If the table top is horizontal, I've set all by tables to 36" which is a nice working height for me (5'10"). My table top is 2'x4' and 1" thick MDF with a laminate cover. I use the Oak-Park baseplate which is recessed into the table top. This gives me a large surface that I can attach fences, route large pieces and handle just about any routing job 

However, I'm more interested in your "vertical" table. Can you post a picture?


----------



## Stevenbr (May 18, 2008)

*Horizontal router table plans*

:thumbsup:If you could give me your e-mail I will send you a link to a Fine Woodworking plan. I am building one myself. Very inexpensive.

You can try to go to www.finewoodworking.com then go to the tab "WORKSHOP" at the top of page. When you get there use the drop down menu "Shop Made Jigs and Fixtures" and select "Router Jigs".
Scroll all the way down to the bottom and select page # "5".
The fourth selection will be "Horizontal Router Table".

Good luck,

Steve


----------



## cabinetman (Jul 5, 2007)

There may be occasion to rout higher than 4". Not too often if at all.

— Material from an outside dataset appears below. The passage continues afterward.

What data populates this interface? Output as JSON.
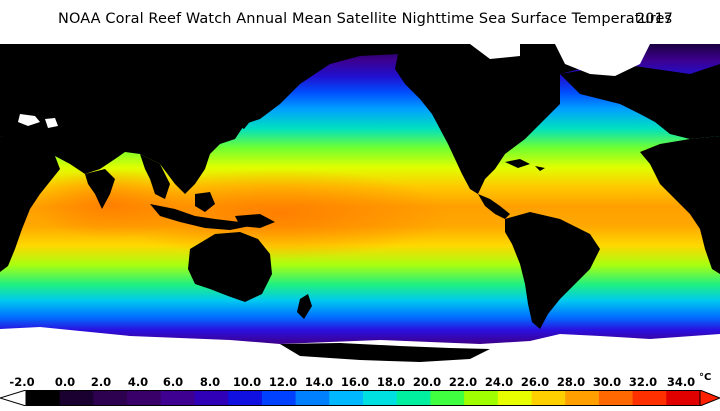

The higher you go the more likely you'll get some movement unless the jig is structured very strong.

Ran across this simple horizontal table assembly that would be real easy to make.
.


----------



## Graphiti (Mar 29, 2008)

That's an awesomely simple design, Love IT! (Can you tell I'm into custom tools?)


----------



## rusty crusty (May 22, 2008)

*Square peg*

Graphiti,
If the peg wont go get a bigger hammer:laughing:


----------



## tmuli (Mar 12, 2008)

I made a horizontal router based on the one in Yeung Chan's book "Classic joints with power tools" I didn't like the idea of having the router mounting board just clamped in the workbench, so I connected it to the base and made a jack screw that I use to adjust the height of the bit. I've used it quite a bit in the past 5 years and it works great.
http://i264.photobucket.com/albums/ii174/iretsu/horizontalmortiser.jpg


----------